As soon as I have cleaned my plate, I don’t even bother with gorging myself with holiday seconds. I’m tense and annoyed. So I set off to clean the kitchen, trying to busy myself. Savannah and Momma join me a short while later, but I urge them both to leave the mess to me, shoving pumpkin pie and coffee in their direction. Savannah can’t resist pumpkin pie, so she happily takes it, turning on her heels with Momma and Brailee following promptly behind her. I put away all of the leftovers, start the dishwasher, and finish cleaning the kitchen. Within an hour, everything is sparkly clean again.

The house is quiet. Josh and Brayden are snoozing away on the couch, while the sounds of helmets clashing and angry grumbles erupt from the speakers of the television.

I can hear Momma and Savannah talking in the family room, and I fight with myself over joining them.
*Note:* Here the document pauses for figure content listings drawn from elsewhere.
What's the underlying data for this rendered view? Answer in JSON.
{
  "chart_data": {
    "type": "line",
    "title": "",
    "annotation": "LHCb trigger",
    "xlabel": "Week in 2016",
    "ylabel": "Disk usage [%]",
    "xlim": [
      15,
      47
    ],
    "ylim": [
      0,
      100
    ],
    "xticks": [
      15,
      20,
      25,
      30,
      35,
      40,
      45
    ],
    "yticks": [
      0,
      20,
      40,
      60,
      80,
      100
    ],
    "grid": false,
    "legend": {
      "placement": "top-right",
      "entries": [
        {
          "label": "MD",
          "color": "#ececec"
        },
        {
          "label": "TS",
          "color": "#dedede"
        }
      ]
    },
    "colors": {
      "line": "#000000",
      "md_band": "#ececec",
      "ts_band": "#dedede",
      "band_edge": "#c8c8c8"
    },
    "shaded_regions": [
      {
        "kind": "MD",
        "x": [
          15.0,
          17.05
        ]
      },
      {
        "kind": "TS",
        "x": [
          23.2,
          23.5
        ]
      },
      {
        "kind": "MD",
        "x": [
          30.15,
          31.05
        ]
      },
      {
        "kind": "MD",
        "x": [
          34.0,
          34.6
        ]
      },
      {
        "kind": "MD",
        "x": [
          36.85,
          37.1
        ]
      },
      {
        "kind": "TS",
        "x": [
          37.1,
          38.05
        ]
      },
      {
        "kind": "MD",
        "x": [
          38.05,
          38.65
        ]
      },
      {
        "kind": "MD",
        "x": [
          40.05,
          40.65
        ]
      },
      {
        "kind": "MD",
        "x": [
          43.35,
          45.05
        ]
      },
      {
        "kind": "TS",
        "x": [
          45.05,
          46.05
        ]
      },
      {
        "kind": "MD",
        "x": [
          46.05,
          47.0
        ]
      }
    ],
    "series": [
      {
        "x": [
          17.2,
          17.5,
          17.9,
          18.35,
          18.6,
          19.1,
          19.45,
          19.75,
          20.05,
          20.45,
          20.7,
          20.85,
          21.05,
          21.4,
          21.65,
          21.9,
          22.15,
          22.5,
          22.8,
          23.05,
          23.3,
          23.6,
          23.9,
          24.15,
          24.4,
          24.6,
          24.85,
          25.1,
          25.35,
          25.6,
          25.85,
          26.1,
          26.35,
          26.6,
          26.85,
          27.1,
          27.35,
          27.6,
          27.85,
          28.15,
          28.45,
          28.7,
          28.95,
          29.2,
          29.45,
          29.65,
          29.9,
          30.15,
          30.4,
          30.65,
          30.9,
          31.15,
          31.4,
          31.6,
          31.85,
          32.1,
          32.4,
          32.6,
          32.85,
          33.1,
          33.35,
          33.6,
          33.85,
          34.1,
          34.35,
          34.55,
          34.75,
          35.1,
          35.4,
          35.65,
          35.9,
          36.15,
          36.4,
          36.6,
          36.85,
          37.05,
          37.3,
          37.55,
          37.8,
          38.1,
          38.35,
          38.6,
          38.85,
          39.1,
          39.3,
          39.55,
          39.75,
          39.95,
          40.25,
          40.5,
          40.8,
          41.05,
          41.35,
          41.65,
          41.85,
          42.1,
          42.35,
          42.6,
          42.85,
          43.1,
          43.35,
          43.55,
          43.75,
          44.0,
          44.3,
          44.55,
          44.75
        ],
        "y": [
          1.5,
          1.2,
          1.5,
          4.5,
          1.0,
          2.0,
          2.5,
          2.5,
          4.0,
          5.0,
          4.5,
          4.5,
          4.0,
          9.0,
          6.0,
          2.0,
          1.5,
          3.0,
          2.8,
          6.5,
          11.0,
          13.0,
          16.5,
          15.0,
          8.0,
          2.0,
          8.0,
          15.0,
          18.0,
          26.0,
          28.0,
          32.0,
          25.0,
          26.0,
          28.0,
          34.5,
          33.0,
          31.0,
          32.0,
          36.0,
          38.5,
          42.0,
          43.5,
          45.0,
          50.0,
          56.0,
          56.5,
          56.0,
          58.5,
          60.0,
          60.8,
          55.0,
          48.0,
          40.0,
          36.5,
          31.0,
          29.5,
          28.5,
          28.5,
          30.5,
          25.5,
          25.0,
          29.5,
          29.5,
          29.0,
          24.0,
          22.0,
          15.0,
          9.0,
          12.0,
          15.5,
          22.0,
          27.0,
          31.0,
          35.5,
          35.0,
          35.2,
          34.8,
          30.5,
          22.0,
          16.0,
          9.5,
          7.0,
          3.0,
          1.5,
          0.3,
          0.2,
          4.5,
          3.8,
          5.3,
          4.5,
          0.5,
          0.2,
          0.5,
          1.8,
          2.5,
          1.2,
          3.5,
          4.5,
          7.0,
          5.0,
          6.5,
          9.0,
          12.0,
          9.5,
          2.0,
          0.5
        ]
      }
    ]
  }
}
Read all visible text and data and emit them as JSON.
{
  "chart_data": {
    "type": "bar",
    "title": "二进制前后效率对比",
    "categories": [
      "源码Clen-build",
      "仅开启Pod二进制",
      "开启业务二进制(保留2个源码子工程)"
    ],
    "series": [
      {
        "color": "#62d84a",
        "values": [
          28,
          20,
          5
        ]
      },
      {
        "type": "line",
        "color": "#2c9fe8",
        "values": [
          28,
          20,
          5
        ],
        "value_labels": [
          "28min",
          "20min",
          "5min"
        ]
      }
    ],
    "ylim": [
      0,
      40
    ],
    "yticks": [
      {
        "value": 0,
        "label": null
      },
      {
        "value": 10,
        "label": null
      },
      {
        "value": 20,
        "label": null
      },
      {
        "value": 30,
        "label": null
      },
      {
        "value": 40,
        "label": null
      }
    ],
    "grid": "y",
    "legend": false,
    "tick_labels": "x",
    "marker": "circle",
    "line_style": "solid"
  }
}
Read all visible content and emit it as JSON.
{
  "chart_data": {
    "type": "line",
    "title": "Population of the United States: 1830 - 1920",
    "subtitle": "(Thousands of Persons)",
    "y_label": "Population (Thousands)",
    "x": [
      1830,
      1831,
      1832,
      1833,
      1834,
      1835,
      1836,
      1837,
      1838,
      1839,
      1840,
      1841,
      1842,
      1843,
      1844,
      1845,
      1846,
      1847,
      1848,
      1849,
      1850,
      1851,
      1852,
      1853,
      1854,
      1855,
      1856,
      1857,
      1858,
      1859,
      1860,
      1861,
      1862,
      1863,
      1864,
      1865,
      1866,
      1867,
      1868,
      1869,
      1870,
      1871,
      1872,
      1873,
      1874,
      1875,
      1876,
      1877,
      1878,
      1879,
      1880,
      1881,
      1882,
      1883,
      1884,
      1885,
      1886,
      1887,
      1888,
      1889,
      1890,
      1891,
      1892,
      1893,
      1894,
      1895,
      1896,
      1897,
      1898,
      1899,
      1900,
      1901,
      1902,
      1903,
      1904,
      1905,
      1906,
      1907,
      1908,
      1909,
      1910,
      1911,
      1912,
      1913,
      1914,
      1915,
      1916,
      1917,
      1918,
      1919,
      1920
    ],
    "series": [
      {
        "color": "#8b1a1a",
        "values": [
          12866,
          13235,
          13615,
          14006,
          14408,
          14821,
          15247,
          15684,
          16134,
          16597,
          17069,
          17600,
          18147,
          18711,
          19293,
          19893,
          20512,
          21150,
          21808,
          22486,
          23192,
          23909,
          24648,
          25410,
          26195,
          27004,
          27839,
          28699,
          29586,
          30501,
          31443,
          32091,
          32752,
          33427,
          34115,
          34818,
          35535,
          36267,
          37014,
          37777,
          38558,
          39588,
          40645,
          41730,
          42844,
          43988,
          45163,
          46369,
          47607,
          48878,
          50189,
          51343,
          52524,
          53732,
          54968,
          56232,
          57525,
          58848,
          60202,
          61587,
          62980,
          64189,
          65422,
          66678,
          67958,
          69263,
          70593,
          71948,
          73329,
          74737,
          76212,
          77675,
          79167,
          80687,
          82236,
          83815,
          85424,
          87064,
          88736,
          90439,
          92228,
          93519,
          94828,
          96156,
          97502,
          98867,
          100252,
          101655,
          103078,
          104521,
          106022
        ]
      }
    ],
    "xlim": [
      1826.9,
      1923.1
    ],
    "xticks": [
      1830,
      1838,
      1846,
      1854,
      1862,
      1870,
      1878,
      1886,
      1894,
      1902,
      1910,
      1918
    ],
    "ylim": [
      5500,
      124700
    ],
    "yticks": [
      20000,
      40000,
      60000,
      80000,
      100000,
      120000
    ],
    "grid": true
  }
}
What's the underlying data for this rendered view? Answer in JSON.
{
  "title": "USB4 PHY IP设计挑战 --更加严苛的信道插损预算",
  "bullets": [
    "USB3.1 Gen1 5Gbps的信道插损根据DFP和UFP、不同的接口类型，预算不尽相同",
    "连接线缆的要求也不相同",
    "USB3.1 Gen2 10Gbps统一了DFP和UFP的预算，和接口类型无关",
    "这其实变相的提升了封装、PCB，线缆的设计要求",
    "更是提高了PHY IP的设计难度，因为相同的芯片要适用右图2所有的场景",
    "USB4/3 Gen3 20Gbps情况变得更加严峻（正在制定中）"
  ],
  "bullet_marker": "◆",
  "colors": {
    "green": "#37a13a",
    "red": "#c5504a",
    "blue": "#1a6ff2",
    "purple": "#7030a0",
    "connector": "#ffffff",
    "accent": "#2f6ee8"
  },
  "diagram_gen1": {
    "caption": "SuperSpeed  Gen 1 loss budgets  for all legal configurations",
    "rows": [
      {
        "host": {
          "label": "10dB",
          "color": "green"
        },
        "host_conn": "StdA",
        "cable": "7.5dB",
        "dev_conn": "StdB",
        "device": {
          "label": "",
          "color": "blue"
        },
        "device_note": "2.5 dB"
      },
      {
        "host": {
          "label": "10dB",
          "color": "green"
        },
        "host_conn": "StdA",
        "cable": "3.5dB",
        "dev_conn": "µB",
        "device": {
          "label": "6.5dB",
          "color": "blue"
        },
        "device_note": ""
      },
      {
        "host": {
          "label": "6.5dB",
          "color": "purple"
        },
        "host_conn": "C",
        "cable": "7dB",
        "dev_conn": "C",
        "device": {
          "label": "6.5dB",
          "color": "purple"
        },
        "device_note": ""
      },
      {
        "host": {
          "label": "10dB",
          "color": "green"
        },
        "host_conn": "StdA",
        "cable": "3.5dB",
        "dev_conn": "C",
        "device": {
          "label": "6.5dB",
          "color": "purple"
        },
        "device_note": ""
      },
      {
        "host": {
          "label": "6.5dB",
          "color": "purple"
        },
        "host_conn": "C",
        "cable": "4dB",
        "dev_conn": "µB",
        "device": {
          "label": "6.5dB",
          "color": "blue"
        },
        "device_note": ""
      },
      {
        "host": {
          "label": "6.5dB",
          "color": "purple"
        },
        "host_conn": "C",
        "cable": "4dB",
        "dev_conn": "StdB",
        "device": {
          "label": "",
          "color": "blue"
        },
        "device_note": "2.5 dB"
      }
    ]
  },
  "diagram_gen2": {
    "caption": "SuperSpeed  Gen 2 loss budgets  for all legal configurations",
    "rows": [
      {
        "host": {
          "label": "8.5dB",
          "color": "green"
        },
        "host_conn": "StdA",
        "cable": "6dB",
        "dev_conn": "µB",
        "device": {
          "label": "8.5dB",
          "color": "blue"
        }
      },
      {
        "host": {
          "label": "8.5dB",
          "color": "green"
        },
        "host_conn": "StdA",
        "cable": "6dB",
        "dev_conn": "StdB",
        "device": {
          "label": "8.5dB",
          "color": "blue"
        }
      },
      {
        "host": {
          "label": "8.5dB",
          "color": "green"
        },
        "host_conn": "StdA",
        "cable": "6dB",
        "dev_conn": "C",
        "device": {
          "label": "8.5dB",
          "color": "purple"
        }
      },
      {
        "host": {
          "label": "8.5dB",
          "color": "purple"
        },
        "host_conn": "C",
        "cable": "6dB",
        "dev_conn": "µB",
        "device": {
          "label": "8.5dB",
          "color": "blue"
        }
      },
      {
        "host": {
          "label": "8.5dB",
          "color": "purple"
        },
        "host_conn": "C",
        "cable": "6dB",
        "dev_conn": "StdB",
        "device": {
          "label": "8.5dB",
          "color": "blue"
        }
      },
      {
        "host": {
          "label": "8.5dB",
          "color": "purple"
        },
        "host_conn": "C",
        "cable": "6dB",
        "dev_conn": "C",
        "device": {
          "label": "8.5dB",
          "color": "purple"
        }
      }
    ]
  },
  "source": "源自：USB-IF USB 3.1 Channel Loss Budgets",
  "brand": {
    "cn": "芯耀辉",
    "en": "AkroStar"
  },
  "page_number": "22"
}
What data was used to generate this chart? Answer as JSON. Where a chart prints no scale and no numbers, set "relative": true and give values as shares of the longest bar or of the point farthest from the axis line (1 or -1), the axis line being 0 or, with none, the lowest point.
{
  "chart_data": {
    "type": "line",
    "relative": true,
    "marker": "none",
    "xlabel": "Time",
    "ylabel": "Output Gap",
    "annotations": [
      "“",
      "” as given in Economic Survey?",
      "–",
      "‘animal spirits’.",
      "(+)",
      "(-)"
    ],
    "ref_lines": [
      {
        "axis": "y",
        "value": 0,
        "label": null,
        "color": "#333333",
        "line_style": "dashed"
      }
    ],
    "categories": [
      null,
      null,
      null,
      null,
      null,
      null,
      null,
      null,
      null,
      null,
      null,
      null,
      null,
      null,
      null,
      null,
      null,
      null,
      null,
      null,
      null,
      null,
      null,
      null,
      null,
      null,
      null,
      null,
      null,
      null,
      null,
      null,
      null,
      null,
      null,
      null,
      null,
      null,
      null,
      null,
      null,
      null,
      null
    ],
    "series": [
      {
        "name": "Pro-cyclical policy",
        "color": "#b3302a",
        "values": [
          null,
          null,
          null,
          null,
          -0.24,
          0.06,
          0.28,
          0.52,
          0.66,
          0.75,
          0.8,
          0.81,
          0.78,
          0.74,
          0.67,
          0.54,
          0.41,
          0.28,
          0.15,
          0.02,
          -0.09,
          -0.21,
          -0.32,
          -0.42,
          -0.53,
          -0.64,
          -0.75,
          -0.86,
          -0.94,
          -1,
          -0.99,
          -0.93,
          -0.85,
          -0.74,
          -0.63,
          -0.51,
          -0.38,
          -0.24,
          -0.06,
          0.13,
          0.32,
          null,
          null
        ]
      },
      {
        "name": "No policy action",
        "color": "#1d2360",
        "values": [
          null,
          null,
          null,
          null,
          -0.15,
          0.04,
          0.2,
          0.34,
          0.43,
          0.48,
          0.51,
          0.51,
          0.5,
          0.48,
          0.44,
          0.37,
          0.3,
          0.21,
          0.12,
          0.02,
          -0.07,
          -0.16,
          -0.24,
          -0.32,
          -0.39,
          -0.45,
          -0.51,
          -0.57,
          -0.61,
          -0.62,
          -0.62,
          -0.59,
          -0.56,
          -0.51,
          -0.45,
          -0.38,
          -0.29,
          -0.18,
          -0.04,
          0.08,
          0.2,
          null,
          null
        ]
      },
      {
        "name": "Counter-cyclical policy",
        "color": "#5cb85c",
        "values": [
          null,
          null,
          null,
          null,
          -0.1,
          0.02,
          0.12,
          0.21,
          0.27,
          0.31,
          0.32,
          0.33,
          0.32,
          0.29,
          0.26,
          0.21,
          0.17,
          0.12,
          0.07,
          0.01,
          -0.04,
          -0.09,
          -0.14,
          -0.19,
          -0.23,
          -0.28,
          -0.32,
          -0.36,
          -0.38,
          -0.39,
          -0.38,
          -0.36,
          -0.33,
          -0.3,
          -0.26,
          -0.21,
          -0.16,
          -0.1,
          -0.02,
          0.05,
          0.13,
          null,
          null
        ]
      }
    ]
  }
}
I have too many questions for her, and I don’t know where to start. I don’t want to ruin the holiday for Savannah and her family by creating drama.

I pad down the hall to the family room, peeking my head in. Maybe I can keep the conversation light. Their conversation doesn’t falter as I enter. I sit on the end of the couch, pull my knees up to my chest, and brace my arms tightly around my legs.

Momma is talking about the cruise she and Garrett just returned on from the Bahamas. She explains the island oasis in detail, lush with green palm trees stretching far into the clear blue sky and the tranquil crystal blue water that you can see through deep into the ocean. They spent their days lounging on the white sandy beaches, letting the sounds of the ocean waves crashing against the shore lull their relaxation. I’ve never been to the Bahamas, but I know the sound she’s describing, and in this moment, I miss my life in Myrtle Beach.